Yes. Each AI Task node can be configured with a specific model — Opus for complex reasoning, Sonnet for balanced tasks, or Haiku for fast lightweight operations. This lets you optimize cost vs. capability per pipeline step.
How do desktop notifications work?
AgentFlow uses native OS notifications (Windows Toast, macOS Notification Center, Linux libnotify) to alert you when pipeline runs complete, fail, or hit an approval gate. Notifications work even when the app is minimized. You can enable or disable them in settings.
What are secret variables?
Secret variables are pipeline variables marked as sensitive. Their values are masked in the UI (shown as dots), excluded from log output, and never written to the pipeline JSON file. Use them for API keys, tokens, and other credentials that your pipeline nodes need at runtime.
Are there starter templates?
Yes. AgentFlow ships with 8 built-in pipeline templates: Code Review, Bug Fix, CI/CD, Ticket-to-PR, Release, Add a Feature, Generate API Docs, and Refactor Module. Templates provide one-click scaffolding — they create the pipeline with pre-configured nodes and edges that you can customize.

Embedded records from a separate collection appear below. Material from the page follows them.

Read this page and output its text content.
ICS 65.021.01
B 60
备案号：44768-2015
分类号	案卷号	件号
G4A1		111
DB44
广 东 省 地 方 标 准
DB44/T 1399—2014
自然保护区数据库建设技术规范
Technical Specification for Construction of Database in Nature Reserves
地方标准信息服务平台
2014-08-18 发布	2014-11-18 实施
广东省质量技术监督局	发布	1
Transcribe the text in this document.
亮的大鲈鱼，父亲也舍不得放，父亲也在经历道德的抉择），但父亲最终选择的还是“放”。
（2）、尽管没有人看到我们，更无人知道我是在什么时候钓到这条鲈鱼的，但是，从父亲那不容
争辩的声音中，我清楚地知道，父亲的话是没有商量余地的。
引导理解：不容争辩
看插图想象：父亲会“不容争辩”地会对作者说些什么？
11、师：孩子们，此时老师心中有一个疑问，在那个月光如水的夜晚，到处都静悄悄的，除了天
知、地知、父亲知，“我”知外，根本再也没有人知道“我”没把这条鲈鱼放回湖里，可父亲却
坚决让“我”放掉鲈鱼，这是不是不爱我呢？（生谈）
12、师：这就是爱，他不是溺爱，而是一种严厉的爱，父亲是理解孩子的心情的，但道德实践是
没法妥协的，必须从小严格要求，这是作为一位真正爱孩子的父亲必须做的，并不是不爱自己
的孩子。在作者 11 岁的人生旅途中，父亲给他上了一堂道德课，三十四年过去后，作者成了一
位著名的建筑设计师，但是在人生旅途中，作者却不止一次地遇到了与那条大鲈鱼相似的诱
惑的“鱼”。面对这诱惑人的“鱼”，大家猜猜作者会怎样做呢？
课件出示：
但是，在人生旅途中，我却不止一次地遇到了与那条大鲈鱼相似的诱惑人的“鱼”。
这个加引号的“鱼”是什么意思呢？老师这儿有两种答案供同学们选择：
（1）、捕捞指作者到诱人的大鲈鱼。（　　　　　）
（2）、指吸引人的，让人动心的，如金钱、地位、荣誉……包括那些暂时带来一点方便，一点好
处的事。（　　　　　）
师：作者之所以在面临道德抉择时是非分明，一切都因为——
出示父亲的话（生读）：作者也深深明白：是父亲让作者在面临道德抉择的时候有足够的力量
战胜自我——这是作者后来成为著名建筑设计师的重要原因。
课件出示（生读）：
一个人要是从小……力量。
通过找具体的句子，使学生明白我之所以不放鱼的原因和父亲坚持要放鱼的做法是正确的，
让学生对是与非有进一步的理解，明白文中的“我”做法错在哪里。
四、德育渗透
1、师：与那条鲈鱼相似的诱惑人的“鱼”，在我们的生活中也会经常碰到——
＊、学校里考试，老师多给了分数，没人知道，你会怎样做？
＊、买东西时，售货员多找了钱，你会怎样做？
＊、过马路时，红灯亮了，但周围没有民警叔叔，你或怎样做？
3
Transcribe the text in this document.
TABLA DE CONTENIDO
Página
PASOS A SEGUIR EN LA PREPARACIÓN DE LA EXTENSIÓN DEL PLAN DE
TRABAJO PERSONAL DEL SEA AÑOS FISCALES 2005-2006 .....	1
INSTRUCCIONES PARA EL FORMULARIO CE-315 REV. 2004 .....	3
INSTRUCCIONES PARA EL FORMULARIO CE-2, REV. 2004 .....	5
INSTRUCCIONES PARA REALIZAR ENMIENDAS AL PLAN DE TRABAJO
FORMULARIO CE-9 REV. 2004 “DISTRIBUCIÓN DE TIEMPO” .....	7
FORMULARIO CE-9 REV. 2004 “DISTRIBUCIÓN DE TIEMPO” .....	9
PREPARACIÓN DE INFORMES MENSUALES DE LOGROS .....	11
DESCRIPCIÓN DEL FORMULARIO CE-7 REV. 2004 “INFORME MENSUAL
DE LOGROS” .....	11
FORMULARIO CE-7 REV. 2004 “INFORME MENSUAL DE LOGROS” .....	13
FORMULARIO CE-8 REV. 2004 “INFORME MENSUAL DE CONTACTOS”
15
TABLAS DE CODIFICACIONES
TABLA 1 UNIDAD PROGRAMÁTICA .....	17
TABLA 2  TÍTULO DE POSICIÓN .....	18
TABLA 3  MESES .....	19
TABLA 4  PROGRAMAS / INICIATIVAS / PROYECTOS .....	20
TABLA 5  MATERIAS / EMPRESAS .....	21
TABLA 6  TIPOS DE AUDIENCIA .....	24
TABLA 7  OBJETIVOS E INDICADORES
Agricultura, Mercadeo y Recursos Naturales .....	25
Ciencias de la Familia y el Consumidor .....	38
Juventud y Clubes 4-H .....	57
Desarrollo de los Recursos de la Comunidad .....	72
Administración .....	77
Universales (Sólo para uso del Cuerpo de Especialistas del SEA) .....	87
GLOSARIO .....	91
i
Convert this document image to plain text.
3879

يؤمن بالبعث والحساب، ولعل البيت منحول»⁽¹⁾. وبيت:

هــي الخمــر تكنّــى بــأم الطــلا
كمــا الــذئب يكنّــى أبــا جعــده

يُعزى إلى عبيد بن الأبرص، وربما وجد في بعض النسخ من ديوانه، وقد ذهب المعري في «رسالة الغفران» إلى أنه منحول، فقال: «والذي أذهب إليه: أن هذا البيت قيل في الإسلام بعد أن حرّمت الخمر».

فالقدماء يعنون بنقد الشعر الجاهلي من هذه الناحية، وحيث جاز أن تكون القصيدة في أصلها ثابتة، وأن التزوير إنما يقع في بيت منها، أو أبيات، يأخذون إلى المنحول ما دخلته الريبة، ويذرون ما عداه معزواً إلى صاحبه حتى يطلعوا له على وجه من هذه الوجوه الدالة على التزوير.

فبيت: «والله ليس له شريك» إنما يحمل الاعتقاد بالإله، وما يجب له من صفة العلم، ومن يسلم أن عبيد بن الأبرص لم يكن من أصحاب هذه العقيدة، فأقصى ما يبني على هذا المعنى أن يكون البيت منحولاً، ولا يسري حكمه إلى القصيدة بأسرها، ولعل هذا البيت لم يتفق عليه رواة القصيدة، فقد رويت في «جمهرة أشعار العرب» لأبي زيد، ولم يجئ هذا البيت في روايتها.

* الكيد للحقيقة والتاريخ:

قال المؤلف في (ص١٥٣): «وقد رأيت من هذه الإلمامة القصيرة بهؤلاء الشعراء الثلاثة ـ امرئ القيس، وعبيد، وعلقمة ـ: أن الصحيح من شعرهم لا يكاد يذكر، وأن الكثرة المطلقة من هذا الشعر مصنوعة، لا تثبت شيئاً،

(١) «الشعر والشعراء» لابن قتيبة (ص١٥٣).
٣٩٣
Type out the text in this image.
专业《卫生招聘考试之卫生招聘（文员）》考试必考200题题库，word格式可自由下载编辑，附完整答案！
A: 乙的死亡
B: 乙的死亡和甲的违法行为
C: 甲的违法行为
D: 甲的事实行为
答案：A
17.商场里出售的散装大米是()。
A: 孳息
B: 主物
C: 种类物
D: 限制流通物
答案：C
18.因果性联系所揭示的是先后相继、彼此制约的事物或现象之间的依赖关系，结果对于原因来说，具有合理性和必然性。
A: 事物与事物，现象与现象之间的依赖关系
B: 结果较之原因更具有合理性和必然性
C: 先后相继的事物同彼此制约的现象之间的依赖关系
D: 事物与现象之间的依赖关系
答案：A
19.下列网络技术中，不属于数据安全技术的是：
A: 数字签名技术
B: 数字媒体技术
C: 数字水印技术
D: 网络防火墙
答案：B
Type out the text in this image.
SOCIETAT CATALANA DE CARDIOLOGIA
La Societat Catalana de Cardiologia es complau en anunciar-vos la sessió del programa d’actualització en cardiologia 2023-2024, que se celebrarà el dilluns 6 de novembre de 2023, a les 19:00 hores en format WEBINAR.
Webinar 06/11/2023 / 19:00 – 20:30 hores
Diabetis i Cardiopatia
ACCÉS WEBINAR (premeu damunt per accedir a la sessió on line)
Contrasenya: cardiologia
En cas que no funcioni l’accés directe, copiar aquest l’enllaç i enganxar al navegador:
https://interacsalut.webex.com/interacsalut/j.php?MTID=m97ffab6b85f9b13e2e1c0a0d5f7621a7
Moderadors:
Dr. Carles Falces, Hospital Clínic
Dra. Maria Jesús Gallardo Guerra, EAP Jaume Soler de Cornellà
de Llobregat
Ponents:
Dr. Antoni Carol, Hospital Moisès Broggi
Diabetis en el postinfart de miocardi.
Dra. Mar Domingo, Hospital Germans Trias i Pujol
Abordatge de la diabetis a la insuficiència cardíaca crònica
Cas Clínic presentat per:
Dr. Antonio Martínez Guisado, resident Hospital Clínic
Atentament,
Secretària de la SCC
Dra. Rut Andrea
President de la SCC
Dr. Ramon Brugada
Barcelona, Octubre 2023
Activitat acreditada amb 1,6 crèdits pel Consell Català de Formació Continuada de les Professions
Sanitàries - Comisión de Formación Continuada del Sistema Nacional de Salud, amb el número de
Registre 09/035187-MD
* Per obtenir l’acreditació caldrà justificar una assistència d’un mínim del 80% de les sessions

Does AgentFlow auto-update?
Yes. AgentFlow includes a built-in auto-updater with signed builds. When a new version is available, the app shows an update banner and you can update with a single click. Updates are downloaded in the background and applied on restart.
What is the Loop node?
The Loop node iterates over a list of items, executing its child nodes for each item. You configure a separator (newline, comma, or custom), set a max iteration cap (1-1000), and child nodes receive per-item variables: $LOOP_ITEM, $LOOP_INDEX, and $LOOP_COUNT. Great for batch operations like reviewing multiple files or processing a list of tasks.
What are Simple and Advanced experience modes?
Simple mode shows only essential features — ideal for getting started or building linear pipelines. Advanced mode unlocks all features including Parallel nodes, Loop nodes, per-node model selection, and advanced configuration. You can switch between modes anytime in Settings.
Is there a setup wizard for first-time users?
Yes. When you first launch AgentFlow, a setup wizard guides you through selecting your project directory, detecting the Claude CLI, and choosing your experience mode. A hint overlay then highlights key UI areas to help you get oriented.
What is the compact view toggle?
The canvas supports both compact and detailed views. Compact view shows nodes as just an icon and name — useful for large pipelines where you need an overview. Detailed view shows full node information. Toggle between them with the view button on the canvas toolbar.